How to Plant Your Own Moss
I recently acquired some small packets of Fujiyama Moss with the intention of ‘growing’ my own moss and recorded the preparation and process of spreading the spores over the soil. Things you may need to do this yourself are moss spores or ground up moss, a shallow tray, some finely sifted soil, a misting bottle, scissors, and a calm moist place to put your moss.
I used soil which was screened with the smallest screen that came with my soil sifter set. Then I evenly spread the soil in a humidity tray which is about ? inch deep.
I cut open the moss packet and saw another smaller yellow packet inside.
Inside of the yellow packet was some green fluffy fibrous powder which looked like ground up moss.
I gently poured the moss out onto the larger packet so I could get a better look at the substance. Again, the moss spores are very fluffy and lightweight. I noticed that when I made even the slightest movement near the pile of moss spores they would waft up and float away.

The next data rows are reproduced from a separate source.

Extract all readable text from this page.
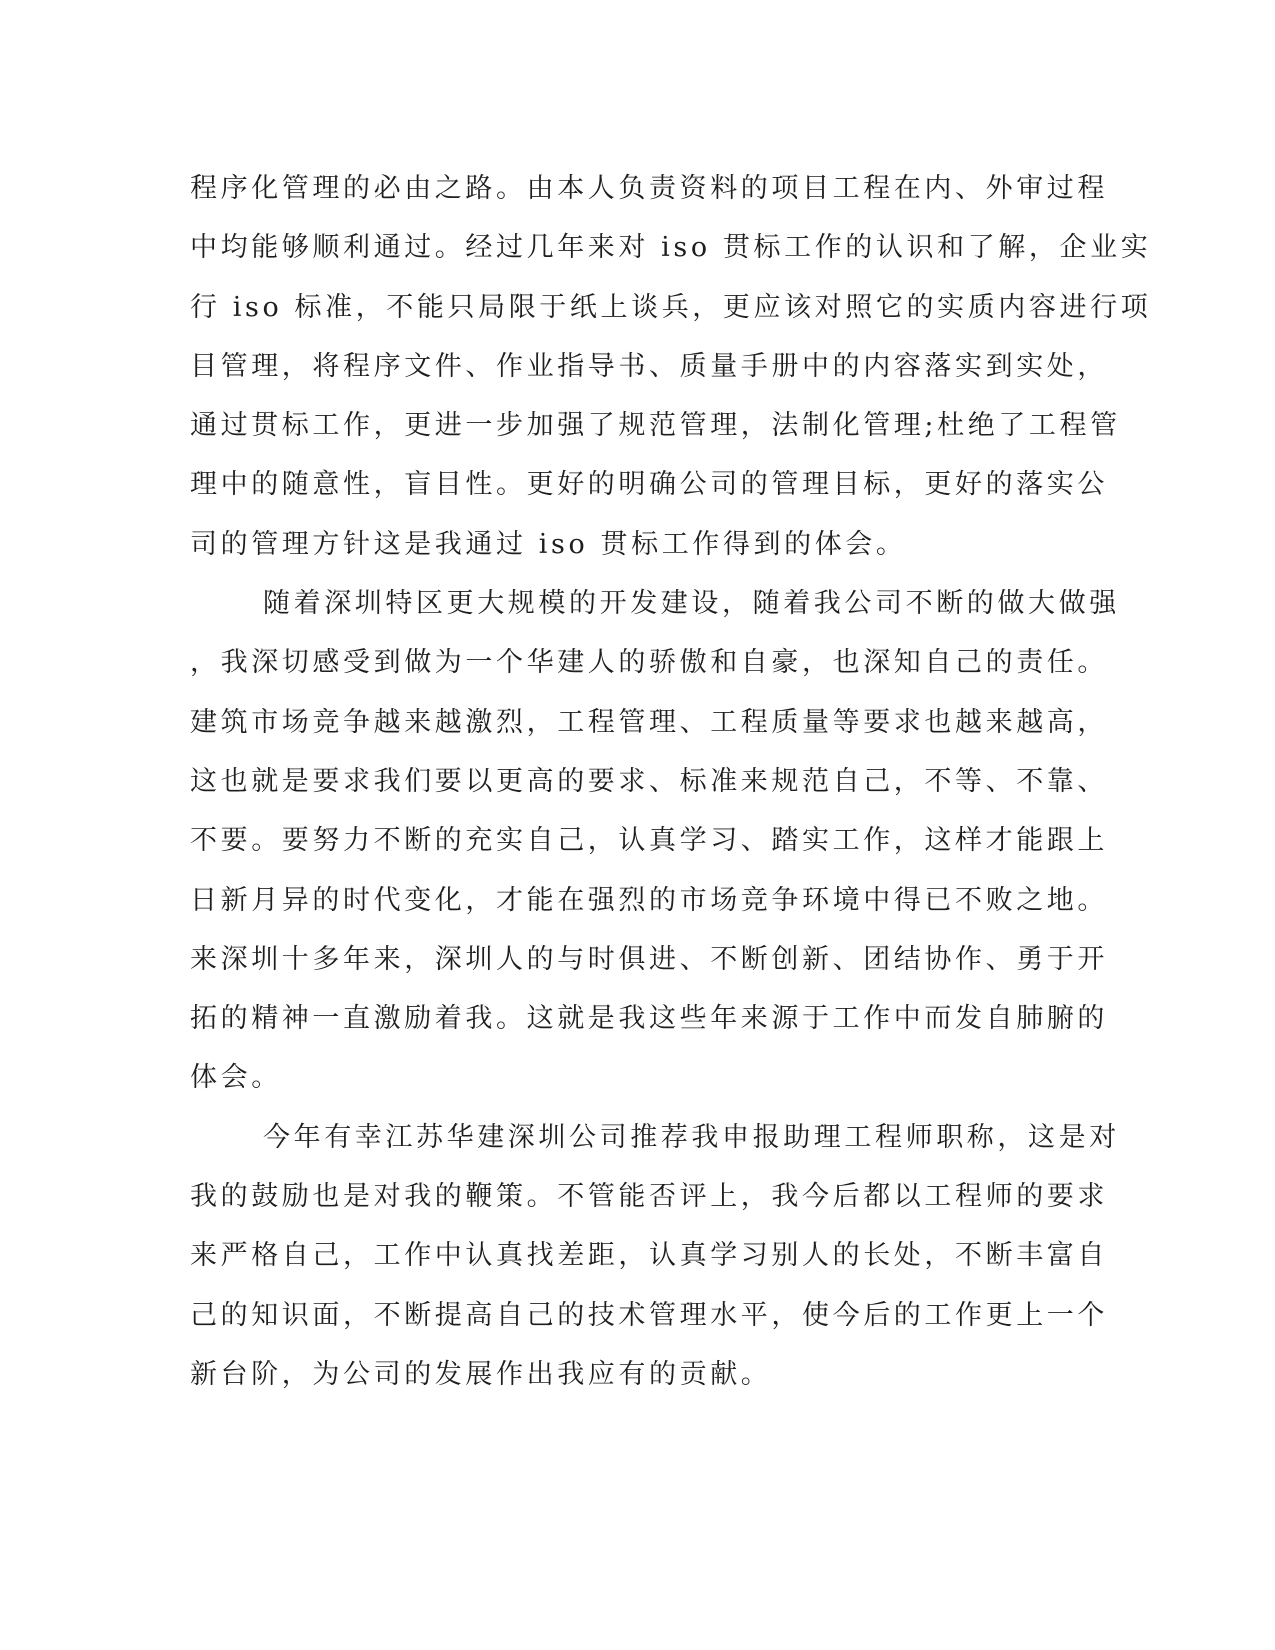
程序化管理的必由之路。由本人负责资料的项目工程在内、外审过程
中均能够顺利通过。经过几年来对 iso 贯标工作的认识和了解，企业实
行 iso 标准，不能只局限于纸上谈兵，更应该对照它的实质内容进行项
目管理，将程序文件、作业指导书、质量手册中的内容落实到实处，
通过贯标工作，更进一步加强了规范管理，法制化管理;杜绝了工程管
理中的随意性，盲目性。更好的明确公司的管理目标，更好的落实公
司的管理方针这是我通过 iso 贯标工作得到的体会。
随着深圳特区更大规模的开发建设，随着我公司不断的做大做强
，我深切感受到做为一个华建人的骄傲和自豪，也深知自己的责任。
建筑市场竞争越来越激烈，工程管理、工程质量等要求也越来越高，
这也就是要求我们要以更高的要求、标准来规范自己，不等、不靠、
不要。要努力不断的充实自己，认真学习、踏实工作，这样才能跟上
日新月异的时代变化，才能在强烈的市场竞争环境中得已不败之地。
来深圳十多年来，深圳人的与时俱进、不断创新、团结协作、勇于开
拓的精神一直激励着我。这就是我这些年来源于工作中而发自肺腑的
体会。
今年有幸江苏华建深圳公司推荐我申报助理工程师职称，这是对
我的鼓励也是对我的鞭策。不管能否评上，我今后都以工程师的要求
来严格自己，工作中认真找差距，认真学习别人的长处，不断丰富自
己的知识面，不断提高自己的技术管理水平，使今后的工作更上一个
新台阶，为公司的发展作出我应有的贡献。
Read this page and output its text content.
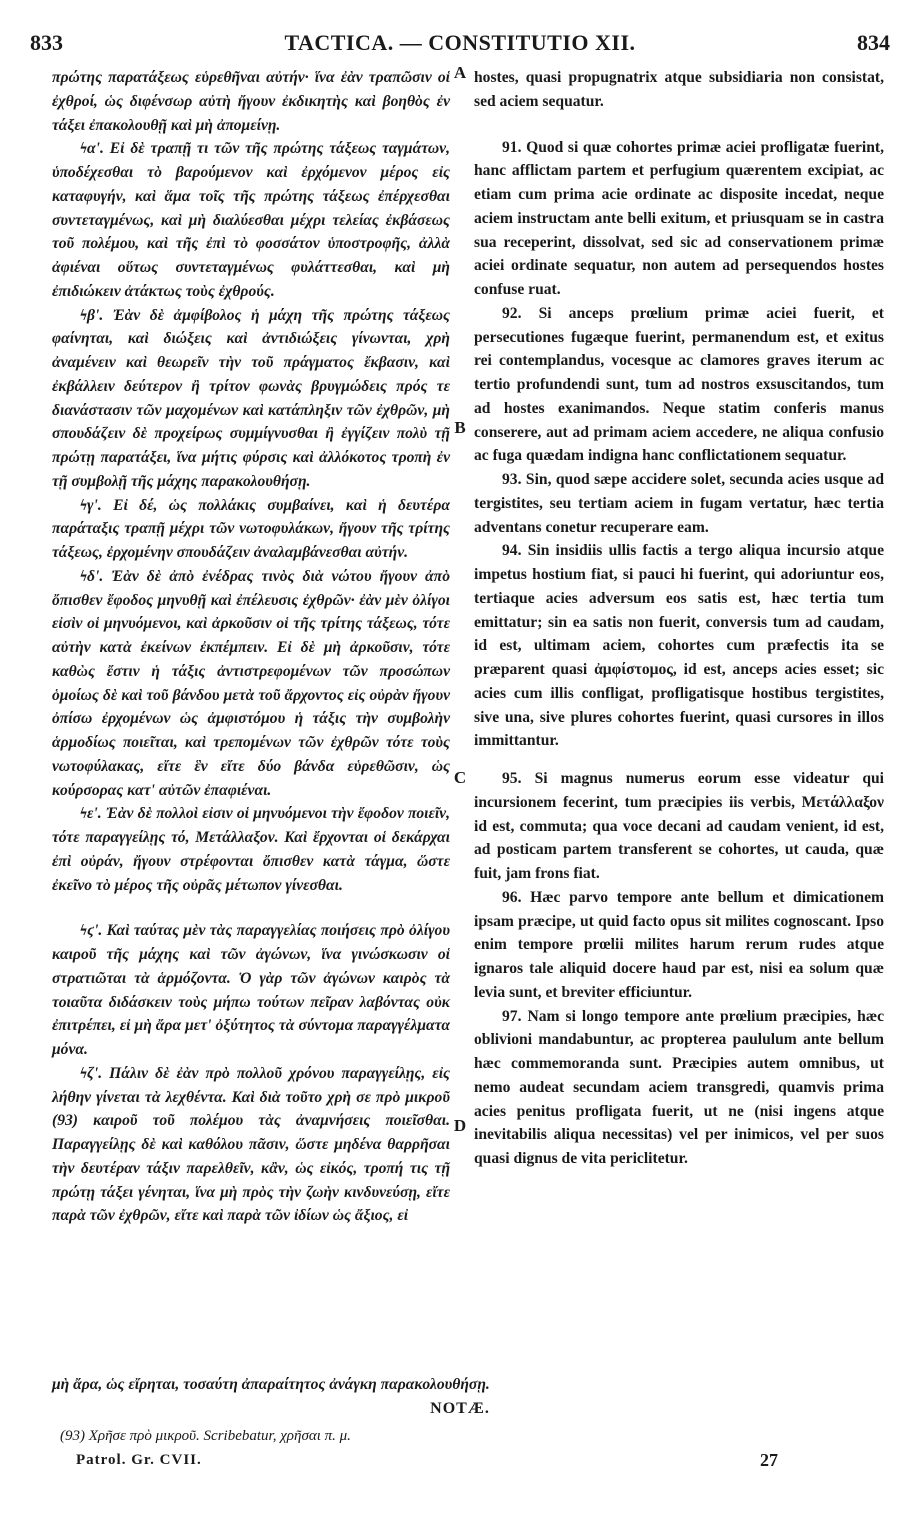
833	TACTICA. — CONSTITUTIO XII.	834

πρώτης παρατάξεως εὑρεθῆναι αὐτήν· ἵνα ἐὰν τραπῶσιν οἱ ἐχθροί, ὡς διφένσωρ αὐτὴ ἤγουν ἐκδικητὴς καὶ βοηθὸς ἐν τάξει ἐπακολουθῇ καὶ μὴ ἀπομείνῃ.

ϟα'. Εἰ δὲ τραπῇ τι τῶν τῆς πρώτης τάξεως ταγμάτων, ὑποδέχεσθαι τὸ βαρούμενον καὶ ἐρχόμενον μέρος εἰς καταφυγήν, καὶ ἅμα τοῖς τῆς πρώτης τάξεως ἐπέρχεσθαι συντεταγμένως, καὶ μὴ διαλύεσθαι μέχρι τελείας ἐκβάσεως τοῦ πολέμου, καὶ τῆς ἐπὶ τὸ φοσσάτον ὑποστροφῆς, ἀλλὰ ἀφιέναι οὕτως συντεταγμένως φυλάττεσθαι, καὶ μὴ ἐπιδιώκειν ἀτάκτως τοὺς ἐχθρούς.

ϟβ'. Ἐὰν δὲ ἀμφίβολος ἡ μάχη τῆς πρώτης τάξεως φαίνηται, καὶ διώξεις καὶ ἀντιδιώξεις γίνωνται, χρὴ ἀναμένειν καὶ θεωρεῖν τὴν τοῦ πράγματος ἔκβασιν, καὶ ἐκβάλλειν δεύτερον ἢ τρίτον φωνὰς βρυγμώδεις πρός τε διανάστασιν τῶν μαχομένων καὶ κατάπληξιν τῶν ἐχθρῶν, μὴ σπουδάζειν δὲ προχείρως συμμίγνυσθαι ἢ ἐγγίζειν πολὺ τῇ πρώτῃ παρατάξει, ἵνα μήτις φύρσις καὶ ἀλλόκοτος τροπὴ ἐν τῇ συμβολῇ τῆς μάχης παρακολουθήσῃ.

ϟγ'. Εἰ δέ, ὡς πολλάκις συμβαίνει, καὶ ἡ δευτέρα παράταξις τραπῇ μέχρι τῶν νωτοφυλάκων, ἤγουν τῆς τρίτης τάξεως, ἐρχομένην σπουδάζειν ἀναλαμβάνεσθαι αὐτήν.

ϟδ'. Ἐὰν δὲ ἀπὸ ἐνέδρας τινὸς διὰ νώτου ἤγουν ἀπὸ ὄπισθεν ἔφοδος μηνυθῇ καὶ ἐπέλευσις ἐχθρῶν· ἐὰν μὲν ὀλίγοι εἰσὶν οἱ μηνυόμενοι, καὶ ἀρκοῦσιν οἱ τῆς τρίτης τάξεως, τότε αὐτὴν κατὰ ἐκείνων ἐκπέμπειν. Εἰ δὲ μὴ ἀρκοῦσιν, τότε καθὼς ἔστιν ἡ τάξις ἀντιστρεφομένων τῶν προσώπων ὁμοίως δὲ καὶ τοῦ βάνδου μετὰ τοῦ ἄρχοντος εἰς οὐρὰν ἤγουν ὀπίσω ἐρχομένων ὡς ἀμφιστόμου ἡ τάξις τὴν συμβολὴν ἁρμοδίως ποιεῖται, καὶ τρεπομένων τῶν ἐχθρῶν τότε τοὺς νωτοφύλακας, εἴτε ἓν εἴτε δύο βάνδα εὑρεθῶσιν, ὡς κούρσορας κατ' αὐτῶν ἐπαφιέναι.

ϟε'. Ἐὰν δὲ πολλοὶ εἰσιν οἱ μηνυόμενοι τὴν ἔφοδον ποιεῖν, τότε παραγγείλῃς τό, Μετάλλαξον. Καὶ ἔρχονται οἱ δεκάρχαι ἐπὶ οὐράν, ἤγουν στρέφονται ὄπισθεν κατὰ τάγμα, ὥστε ἐκεῖνο τὸ μέρος τῆς οὐρᾶς μέτωπον γίνεσθαι.

ϟϛ'. Καὶ ταύτας μὲν τὰς παραγγελίας ποιήσεις πρὸ ὀλίγου καιροῦ τῆς μάχης καὶ τῶν ἀγώνων, ἵνα γινώσκωσιν οἱ στρατιῶται τὰ ἁρμόζοντα. Ὁ γὰρ τῶν ἀγώνων καιρὸς τὰ τοιαῦτα διδάσκειν τοὺς μήπω τούτων πεῖραν λαβόντας οὐκ ἐπιτρέπει, εἰ μὴ ἄρα μετ' ὀξύτητος τὰ σύντομα παραγγέλματα μόνα.

ϟζ'. Πάλιν δὲ ἐὰν πρὸ πολλοῦ χρόνου παραγγείλῃς, εἰς λήθην γίνεται τὰ λεχθέντα. Καὶ διὰ τοῦτο χρὴ σε πρὸ μικροῦ (93) καιροῦ τοῦ πολέμου τὰς ἀναμνήσεις ποιεῖσθαι. Παραγγείλῃς δὲ καὶ καθόλου πᾶσιν, ὥστε μηδένα θαρρῆσαι τὴν δευτέραν τάξιν παρελθεῖν, κἂν, ὡς εἰκός, τροπή τις τῇ πρώτῃ τάξει γένηται, ἵνα μὴ πρὸς τὴν ζωὴν κινδυνεύσῃ, εἴτε παρὰ τῶν ἐχθρῶν, εἴτε καὶ παρὰ τῶν ἰδίων ὡς ἄξιος, εἰ

hostes, quasi propugnatrix atque subsidiaria non consistat, sed aciem sequatur.

91. Quod si quæ cohortes primæ aciei profligatæ fuerint, hanc afflictam partem et perfugium quærentem excipiat, ac etiam cum prima acie ordinate ac disposite incedat, neque aciem instructam ante belli exitum, et priusquam se in castra sua receperint, dissolvat, sed sic ad conservationem primæ aciei ordinate sequatur, non autem ad persequendos hostes confuse ruat.

92. Si anceps prœlium primæ aciei fuerit, et persecutiones fugæque fuerint, permanendum est, et exitus rei contemplandus, vocesque ac clamores graves iterum ac tertio profundendi sunt, tum ad nostros exsuscitandos, tum ad hostes exanimandos. Neque statim conferis manus conserere, aut ad primam aciem accedere, ne aliqua confusio ac fuga quædam indigna hanc conflictationem sequatur.

93. Sin, quod sæpe accidere solet, secunda acies usque ad tergistites, seu tertiam aciem in fugam vertatur, hæc tertia adventans conetur recuperare eam.

94. Sin insidiis ullis factis a tergo aliqua incursio atque impetus hostium fiat, si pauci hi fuerint, qui adoriuntur eos, tertiaque acies adversum eos satis est, hæc tertia tum emittatur; sin ea satis non fuerit, conversis tum ad caudam, id est, ultimam aciem, cohortes cum præfectis ita se præparent quasi ἀμφίστομος, id est, anceps acies esset; sic acies cum illis confligat, profligatisque hostibus tergistites, sive una, sive plures cohortes fuerint, quasi cursores in illos immittantur.

95. Si magnus numerus eorum esse videatur qui incursionem fecerint, tum præcipies iis verbis, Μετάλλαξον id est, commuta; qua voce decani ad caudam venient, id est, ad posticam partem transferent se cohortes, ut cauda, quæ fuit, jam frons fiat.

96. Hæc parvo tempore ante bellum et dimicationem ipsam præcipe, ut quid facto opus sit milites cognoscant. Ipso enim tempore prœlii milites harum rerum rudes atque ignaros tale aliquid docere haud par est, nisi ea solum quæ levia sunt, et breviter efficiuntur.

97. Nam si longo tempore ante prœlium præcipies, hæc oblivioni mandabuntur, ac propterea paululum ante bellum hæc commemoranda sunt. Præcipies autem omnibus, ut nemo audeat secundam aciem transgredi, quamvis prima acies penitus profligata fuerit, ut ne (nisi ingens atque inevitabilis aliqua necessitas) vel per inimicos, vel per suos quasi dignus de vita periclitetur.

A
B
C
D
μὴ ἄρα, ὡς εἴρηται, τοσαύτη ἀπαραίτητος ἀνάγκη παρακολουθήσῃ.
NOTÆ.
(93) Χρῆσε πρὸ μικροῦ. Scribebatur, χρῆσαι π. μ.
Patrol. Gr. CVII.	27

The next step was to gently spread the moss powder over the soil. I quickly learned that I could use the fluffy nature of the moss spores to my advantage by releasing the material several inches above the soil which let it disperse and cover the soil more evenly.
As I began to spray the soil with water some of the moss was blown off of the soil by the force of the water mist. The lesson learned there is that I should have moistened the soil before applying the moss spores.
After the soil was sufficiently saturated with water I placed the tray in a shaded area with little breeze to prevent the soil from drying out.
New moss should be visible in two to three weeks.
I have heard from other people that you can simply put some moss in a blender and spread it over soil and you should end up with the same results as growing directly from spores.